BRASÍLIA — Ao serem derrotados mais uma vez no Congresso Nacional, entidades que representam consumidores industriais de energia cogitam recorrer ao Supremo Tribunal Federal (STF) em busca de salvação contra as emendas penduradas na lei que levou à privatização da Eletrobras.
O novo capítulo ocorreu nesta terça (17/6), quando à revelia de uma costura que vinha sendo feita pelo Ministério de Minas e Energia (MME), o Congresso Nacional derrubou oito vetos na lei inicialmente proposta para ser um marco para construção de eólicas offshore.
Após a derrota, a Secretaria de Relações Institucionais (SRI) afirmou que a proposta era adiar todos os vetos e enviar uma medida provisória. Sem acordo com os parlamentares, aceitou a derrubada das emendas que dizem respeito ao Proinfa (contratação subsidiada de energia eólica, a partir de biomessa e PCHs, por mais 20 anos).
“Fomos surpreendidos com a inclusão, de última hora, de outros dispositivos, como PCHs, eólicas no RS, usina a hidrogênio no NE e relicitação de térmicas”, diz a pasta comandada por Gleisi Hoffmann (PT).

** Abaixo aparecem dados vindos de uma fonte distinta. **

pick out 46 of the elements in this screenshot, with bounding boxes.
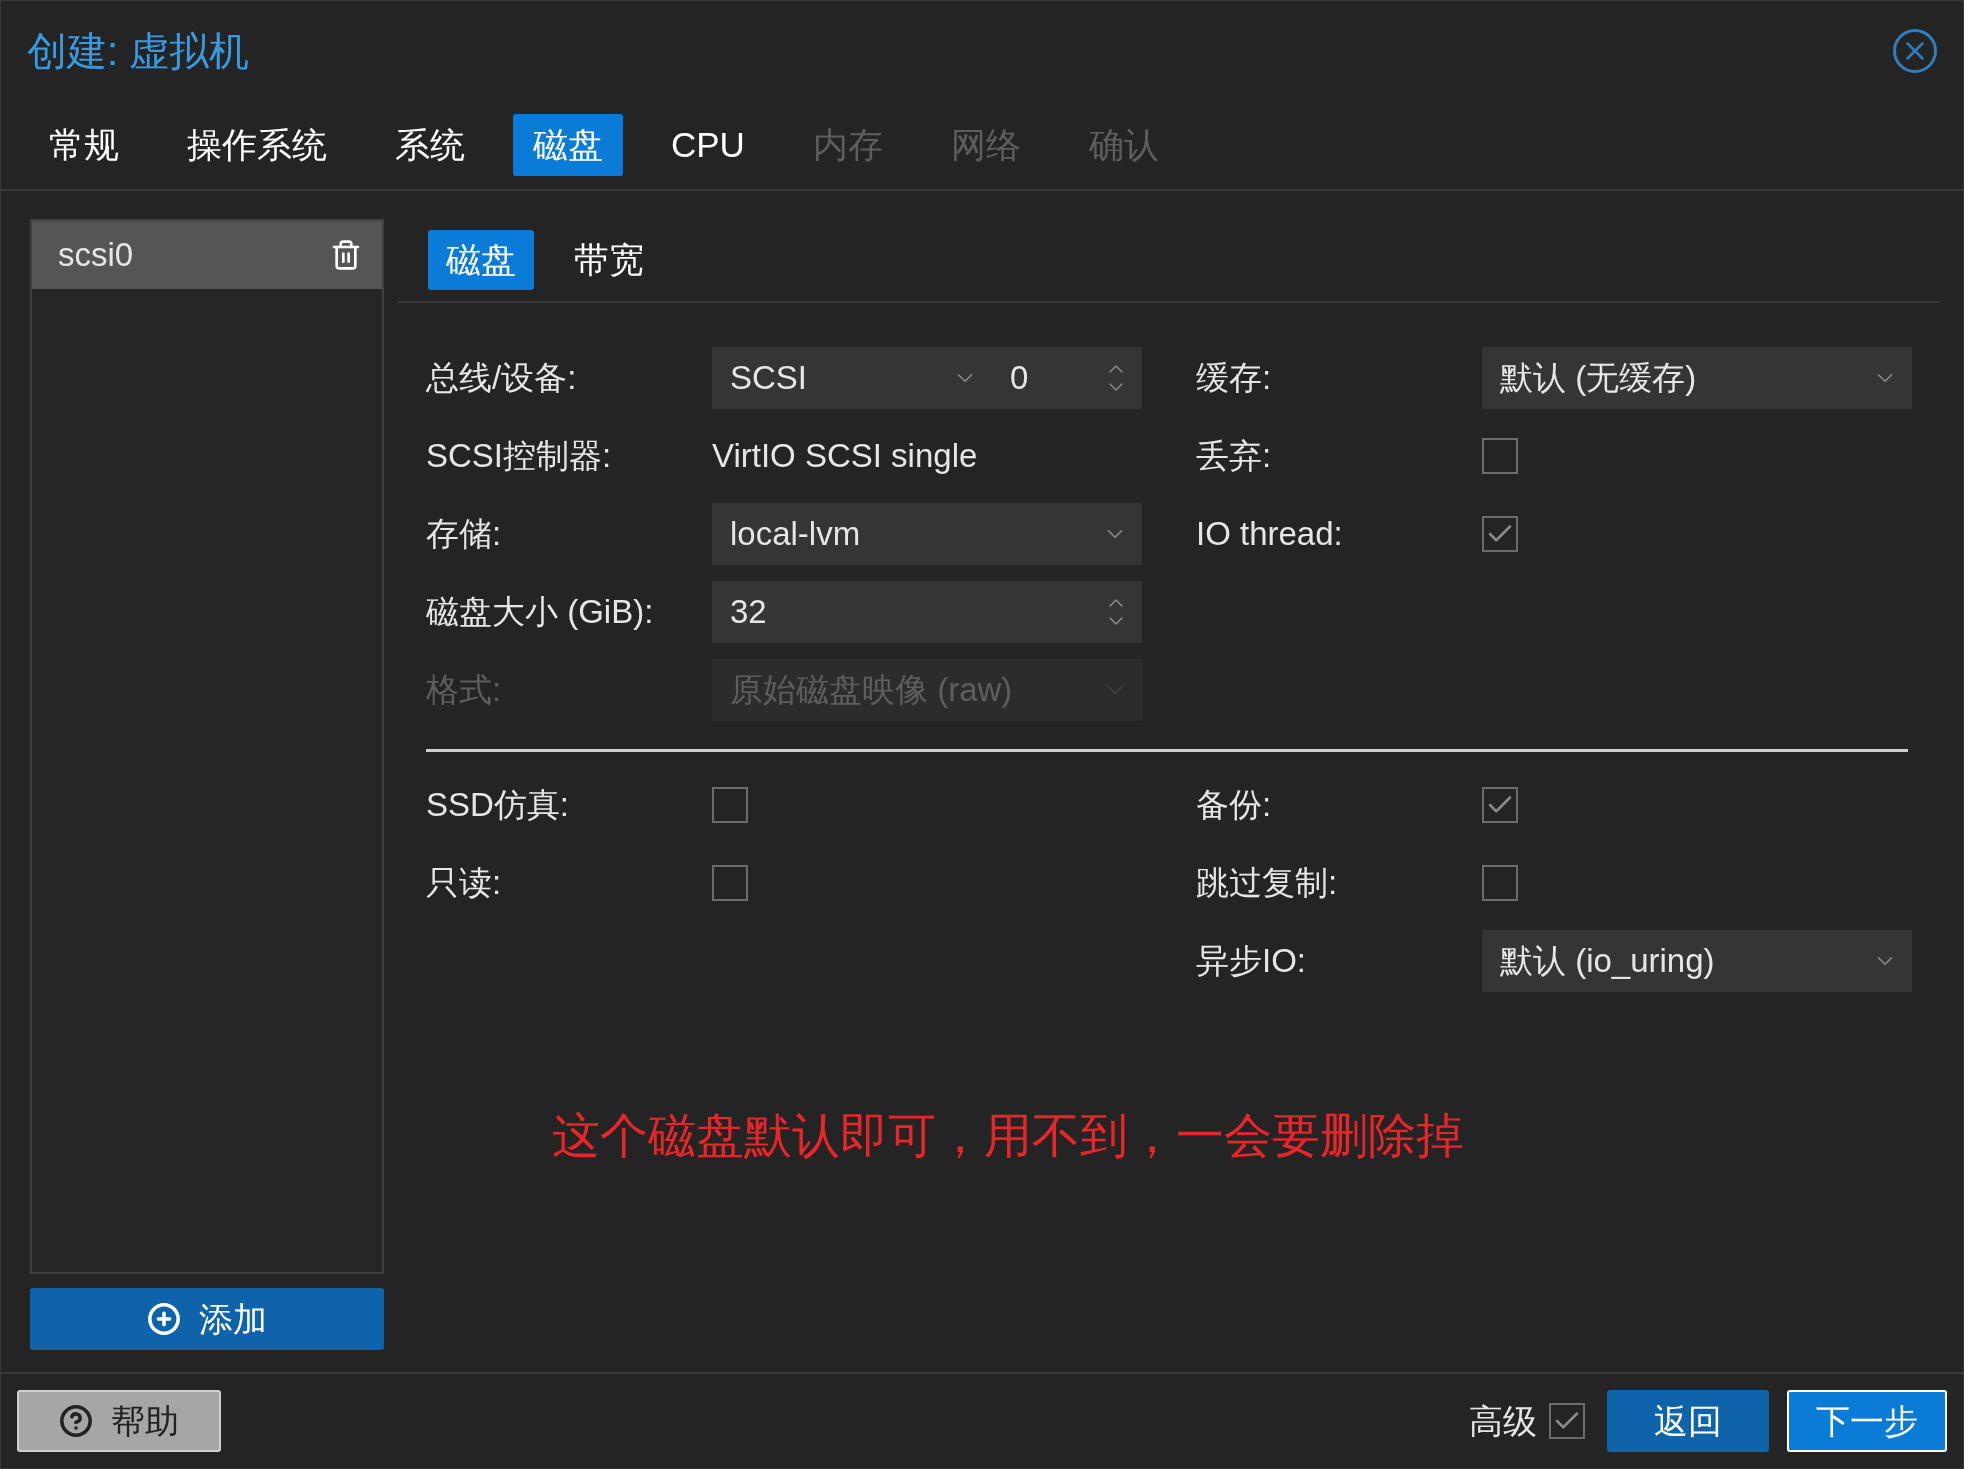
field-label: 总线/设备: <box>426 358 578 399</box>
field-label: 磁盘大小 (GiB): <box>426 592 655 633</box>
window-title: 创建: 虚拟机 <box>27 28 250 75</box>
tab[interactable]: CPU <box>651 114 765 176</box>
field-label: 异步IO: <box>1196 941 1307 982</box>
checkbox[interactable] <box>712 865 748 901</box>
field-label: 只读: <box>426 863 503 904</box>
annotation-text: 这个磁盘默认即可，用不到，一会要删除掉 <box>552 1108 1464 1164</box>
sub-tab[interactable]: 磁盘 <box>428 230 534 290</box>
tab[interactable]: 操作系统 <box>167 114 347 176</box>
field-label: 备份: <box>1196 785 1273 826</box>
trash-icon[interactable] <box>330 239 362 271</box>
close-button[interactable] <box>1893 29 1937 73</box>
checkbox[interactable] <box>1482 787 1518 823</box>
number-field[interactable]: 32 <box>712 581 1142 643</box>
field-label: 缓存: <box>1196 358 1273 399</box>
next-button[interactable]: 下一步 <box>1787 1390 1947 1452</box>
checkbox[interactable] <box>1482 865 1518 901</box>
bus-select[interactable]: SCSI <box>712 347 992 409</box>
field-value: VirtIO SCSI single <box>712 436 978 477</box>
field-label: 跳过复制: <box>1196 863 1339 904</box>
help-button[interactable]: 帮助 <box>17 1390 221 1452</box>
select-field[interactable]: 默认 (无缓存) <box>1482 347 1912 409</box>
checkbox[interactable] <box>712 787 748 823</box>
field-label: 存储: <box>426 514 503 555</box>
advanced-label: 高级 <box>1469 1400 1537 1442</box>
add-button[interactable]: 添加 <box>30 1288 384 1350</box>
field-label: 丢弃: <box>1196 436 1273 477</box>
tab[interactable]: 系统 <box>375 114 485 176</box>
tab[interactable]: 磁盘 <box>513 114 623 176</box>
select-field[interactable]: 默认 (io_uring) <box>1482 930 1912 992</box>
advanced-checkbox[interactable] <box>1549 1403 1585 1439</box>
checkbox[interactable] <box>1482 516 1518 552</box>
help-icon <box>59 1404 93 1438</box>
back-button[interactable]: 返回 <box>1607 1390 1769 1452</box>
field-label: IO thread: <box>1196 514 1344 555</box>
checkbox[interactable] <box>1482 438 1518 474</box>
device-spinner[interactable]: 0 <box>992 347 1142 409</box>
field-label: 格式: <box>426 670 503 711</box>
field-label: SCSI控制器: <box>426 436 613 477</box>
disk-list-item[interactable]: scsi0 <box>32 221 382 289</box>
plus-icon <box>147 1302 181 1336</box>
field-label: SSD仿真: <box>426 785 571 826</box>
sub-tab[interactable]: 带宽 <box>556 230 662 290</box>
select-field[interactable]: local-lvm <box>712 503 1142 565</box>
tab[interactable]: 常规 <box>29 114 139 176</box>
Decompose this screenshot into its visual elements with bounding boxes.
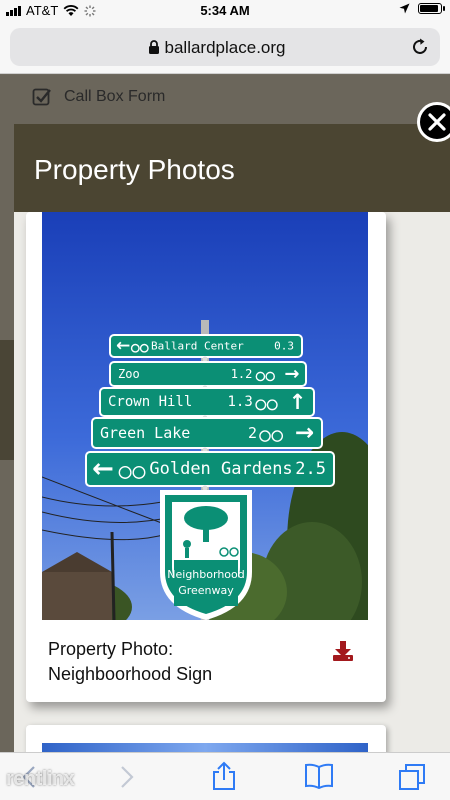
direction-sign: → Zoo 1.2	[109, 361, 307, 387]
modal-header: Property Photos	[14, 124, 450, 212]
caption-line1: Property Photo:	[48, 639, 174, 659]
direction-sign: → Green Lake 2	[91, 417, 323, 449]
status-time: 5:34 AM	[200, 3, 250, 18]
property-photos-modal: Property Photos ← Ballard Center 0.3 → Z…	[14, 124, 450, 764]
photo-card[interactable]: ← Ballard Center 0.3 → Zoo 1.2 ↑ Crown Hill 1.3 →…	[26, 212, 386, 702]
close-modal-button[interactable]	[417, 102, 450, 142]
download-icon[interactable]	[332, 640, 354, 662]
close-icon	[428, 113, 446, 131]
forward-icon[interactable]	[120, 765, 134, 789]
sign-distance: 2.5	[295, 459, 326, 479]
sign-bolt	[202, 485, 208, 491]
greenway-line1: Neighborhood	[167, 568, 244, 581]
sign-distance: 0.3	[274, 340, 294, 353]
sign-distance: 2	[248, 424, 257, 442]
sign-arrow-icon: ←	[116, 336, 130, 356]
status-right	[399, 3, 445, 14]
share-icon[interactable]	[212, 761, 236, 791]
call-box-form-link[interactable]: Call Box Form	[32, 87, 165, 107]
sign-destination: Green Lake	[100, 424, 190, 442]
direction-sign: ↑ Crown Hill 1.3	[99, 387, 315, 417]
sign-bolt	[202, 356, 208, 362]
sign-distance: 1.2	[231, 367, 253, 381]
bookmarks-icon[interactable]	[304, 763, 334, 789]
side-strip	[0, 340, 14, 460]
sign-distance: 1.3	[228, 394, 253, 410]
tabs-icon[interactable]	[398, 763, 426, 791]
battery-icon	[418, 3, 445, 14]
status-bar: AT&T 5:34 AM	[0, 0, 450, 22]
greenway-sign: Neighborhood Greenway	[160, 490, 252, 620]
checkbox-icon	[32, 88, 51, 106]
sign-destination: Crown Hill	[108, 394, 192, 410]
reload-icon[interactable]	[410, 37, 430, 57]
street-sign-photo: ← Ballard Center 0.3 → Zoo 1.2 ↑ Crown Hill 1.3 →…	[42, 212, 368, 620]
greenway-line2: Greenway	[178, 584, 234, 597]
modal-body[interactable]: ← Ballard Center 0.3 → Zoo 1.2 ↑ Crown Hill 1.3 →…	[14, 212, 450, 764]
sign-arrow-icon: →	[295, 420, 314, 446]
sign-arrow-icon: ↑	[289, 390, 307, 414]
location-arrow-icon	[399, 3, 410, 14]
caption-line2: Neighboorhood Sign	[48, 664, 213, 684]
sign-destination: Ballard Center	[151, 340, 244, 353]
address-bar[interactable]: ballardplace.org	[10, 28, 440, 66]
modal-title: Property Photos	[34, 154, 235, 185]
property-photo[interactable]: ← Ballard Center 0.3 → Zoo 1.2 ↑ Crown Hill 1.3 →…	[42, 212, 368, 620]
url-text[interactable]: ballardplace.org	[10, 38, 440, 58]
direction-sign: ← Ballard Center 0.3	[109, 334, 303, 358]
photo-caption: Property Photo: Neighboorhood Sign	[48, 637, 308, 687]
sign-arrow-icon: →	[284, 364, 299, 385]
call-box-form-label: Call Box Form	[64, 88, 166, 105]
browser-top-bar: ballardplace.org	[0, 22, 450, 74]
battery-fill	[420, 5, 438, 12]
sign-destination: Golden Gardens	[149, 459, 292, 479]
direction-sign: ← Golden Gardens 2.5	[85, 451, 335, 487]
watermark: rentlinx	[6, 768, 75, 790]
sign-destination: Zoo	[118, 367, 140, 381]
sign-arrow-icon: ←	[92, 454, 114, 484]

A liderança no Congresso Nacional é de responsabilidade de Randolfe Rodrigues (PT/AP), aliado do presidente do Senado, Davi Alcolumbre (União/AP).
O governo pretende enviar uma nova MP de toda forma, para “revisar esses pontos, de forma a garantir menor impacto sobre o preço da energia aos consumidores”.
“Foi nesse contexto que o líder do governo no Congresso, senador Randolfe Rodrigues, encaminhou a favor da derrubada dos vetos, e nossa base votou com essa orientação, mesmo sendo contra os dispositivos. A MP deverá seguir ao Congresso na próxima semana”.
Emendas alteram lei da privatização da Eletrobras
Todas as emendas do PL das eólicas offshore em disputa alteram a lei 14.182, de julho de 2021, aprovada a partir da MP 1031, editada pelo governo de Jair Bolsonaro (PL) para privatizar a Eletrobras, o que acabou ocorrendo em 2022. A liquidação do controle da ex-estatal virou a grande barca de ‘jabutis’ do setor elétrico desde então.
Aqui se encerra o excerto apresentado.